I’m not some kind of debate-loving masochist — I usually run away with my hands over the ears at the first sign of confrontation. I’m also not one of those people who get a kick out of every weird made-up milestone, such as “we’ve been together five weeks today!”, “I just ate pasta with him for the first time”, or “we just had our first fight”. No.

I don’t enjoy the arguments when they are happening but after they are over and we have made up, I get a feeling of accomplishment.

My reasoning is that my boyfriend and I always have fruitful arguments. I always suspected I was highly reasonable and extremely fair [and also modest], and my rows with my boyfriend have confirmed it.

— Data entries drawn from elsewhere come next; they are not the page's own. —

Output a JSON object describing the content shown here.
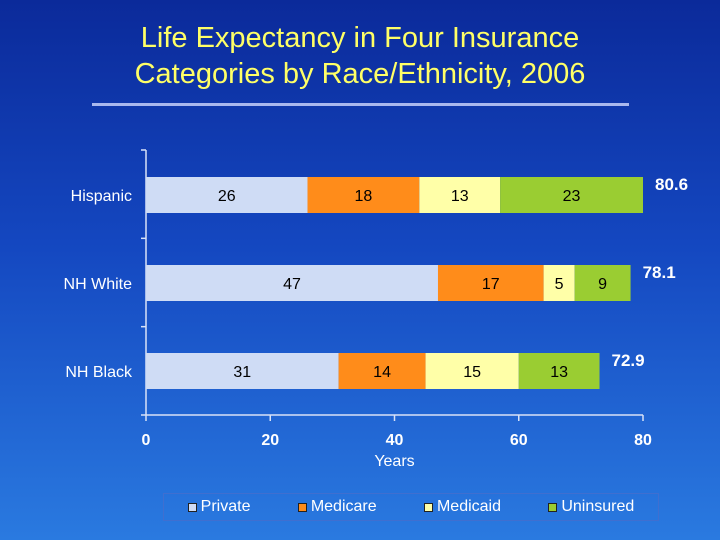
{
  "slide": {
    "title_line1": "Life Expectancy in Four Insurance",
    "title_line2": "Categories by Race/Ethnicity, 2006"
  },
  "chart_data": {
    "type": "bar",
    "orientation": "horizontal",
    "stacked": true,
    "categories": [
      "Hispanic",
      "NH White",
      "NH Black"
    ],
    "series": [
      {
        "name": "Private",
        "color": "#cfdcf5",
        "values": [
          26,
          47,
          31
        ]
      },
      {
        "name": "Medicare",
        "color": "#ff8c1a",
        "values": [
          18,
          17,
          14
        ]
      },
      {
        "name": "Medicaid",
        "color": "#ffffa8",
        "values": [
          13,
          5,
          15
        ]
      },
      {
        "name": "Uninsured",
        "color": "#9acd32",
        "values": [
          23,
          9,
          13
        ]
      }
    ],
    "totals": [
      "80.6",
      "78.1",
      "72.9"
    ],
    "xlabel": "Years",
    "xlim": [
      0,
      80
    ],
    "xticks": [
      0,
      20,
      40,
      60,
      80
    ],
    "grid": false,
    "legend_position": "bottom"
  }
}
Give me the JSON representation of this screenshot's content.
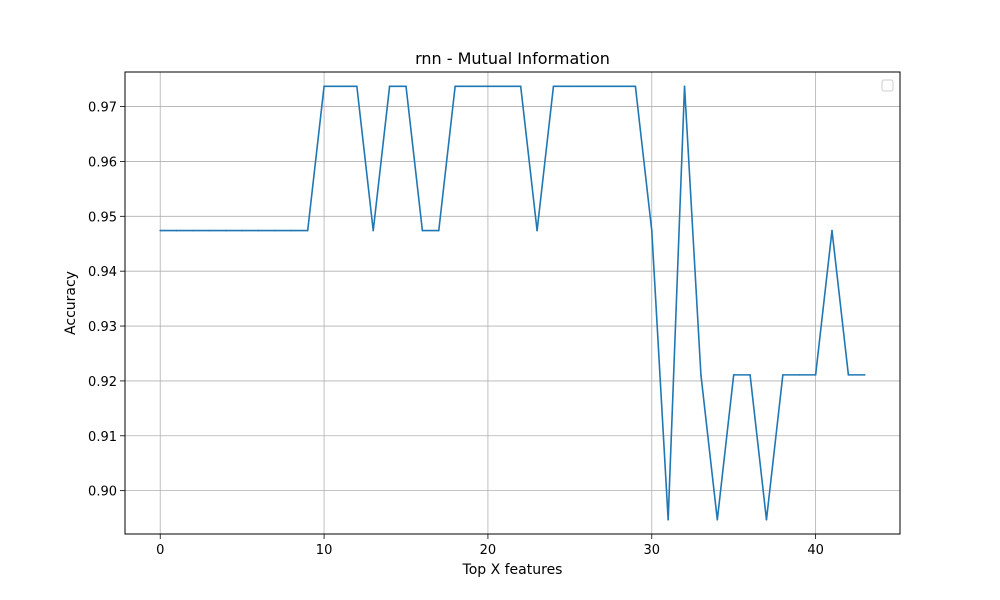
{
  "chart_data": {
    "type": "line",
    "title": "rnn - Mutual Information",
    "xlabel": "Top X features",
    "ylabel": "Accuracy",
    "xlim": [
      -2.15,
      45.15
    ],
    "ylim": [
      0.8921,
      0.9763
    ],
    "xticks": [
      0,
      10,
      20,
      30,
      40
    ],
    "yticks": [
      0.9,
      0.91,
      0.92,
      0.93,
      0.94,
      0.95,
      0.96,
      0.97
    ],
    "ytick_labels": [
      "0.90",
      "0.91",
      "0.92",
      "0.93",
      "0.94",
      "0.95",
      "0.96",
      "0.97"
    ],
    "grid": true,
    "legend": "top-right",
    "line_color": "#1f77b4",
    "series": [
      {
        "x": [
          0,
          1,
          2,
          3,
          4,
          5,
          6,
          7,
          8,
          9,
          10,
          11,
          12,
          13,
          14,
          15,
          16,
          17,
          18,
          19,
          20,
          21,
          22,
          23,
          24,
          25,
          26,
          27,
          28,
          29,
          30,
          31,
          32,
          33,
          34,
          35,
          36,
          37,
          38,
          39,
          40,
          41,
          42,
          43
        ],
        "values": [
          0.9474,
          0.9474,
          0.9474,
          0.9474,
          0.9474,
          0.9474,
          0.9474,
          0.9474,
          0.9474,
          0.9474,
          0.9737,
          0.9737,
          0.9737,
          0.9474,
          0.9737,
          0.9737,
          0.9474,
          0.9474,
          0.9737,
          0.9737,
          0.9737,
          0.9737,
          0.9737,
          0.9474,
          0.9737,
          0.9737,
          0.9737,
          0.9737,
          0.9737,
          0.9737,
          0.9474,
          0.8947,
          0.9737,
          0.9211,
          0.8947,
          0.9211,
          0.9211,
          0.8947,
          0.9211,
          0.9211,
          0.9211,
          0.9474,
          0.9211,
          0.9211
        ]
      }
    ]
  }
}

First, let me say that I don’t have many arguments with him. But that’s one of the things that makes it so great; we rarely escalate things to a row [mainly because he’s cool as a cucumber and I am too lazy to argue] but, when we do, we go through the horribleness of it and then calmly discuss our point of views and come to a compromise, or one of us apologises.

So far so normal, right? Well, yes. That’s what pleases me so much about these arguments. They are reasonable and solved calmly, the way I always thought it should be when you have a disagreement with a fellow adult who you care for.

My parents were entirely the opposite, they laid into each other and never got anything solved. But they had over 20 years to build up hatred and destain for each other and, while I can’t tell what I would be like if I had been with someone for over two decades, I do know that I have never got off to such a great start, argument-wise, with a man before, so I am viewing this as extremely positive.

For example, my last boyfriend and I never had a single argument. While this may sound like bliss, I can assure you that the lack of disagreements wasn’t because there were no issues between us. On the contrary, the fact that we couldn’t discuss them was one of the problems itself.

There was so much tension and so many unanswered questions bubbling under the surface but both of us avoided confrontations. We thought if we are not discussing the elephant in the room, then it wasn’t there. Had I been a bit braver, I would have screamed at him: “why is it that you never tell me you love me?” But I didn’t, because I suspected I knew the answer already and I chose denial instead.

Another boyfriend used to call me Teary McTearason because I used to often break down during our arguments. I tried to tell him that he was wrong but when he saw me puffy-faced and snotty almost every day, it was hard for him to believe me. That was a terrible relationship and it destroyed my confidence for a long time. We were ill-suited to each other [in fact, I will say he’s probably ill-suited to anyone]. Anyway, these were vicious, verbal attacks more than arguments.

So, it makes my heart soar with happiness that my boyfriend and I can [thus far] calmly discuss our issues. We never say dreadful things to each other and apologise when needed. I really feel that with every argument we get to understand our limits a little better and what is important to each of us.

I felt a little bit smug, to say the least, when he told me that he has never been into a relationship where he told his partner why she’s being moody and evasive.

I know you may be thinking that I am in the honeymoon period and it’s only a matter of time before I will start calling him names and he will start ignoring me and switching on the television to drown out my harassment, and that might well be true. But, while I don’t look forward to arguments, I do at least feel they are making us hardier for the future. Who knew it was even possible to be smug about fights?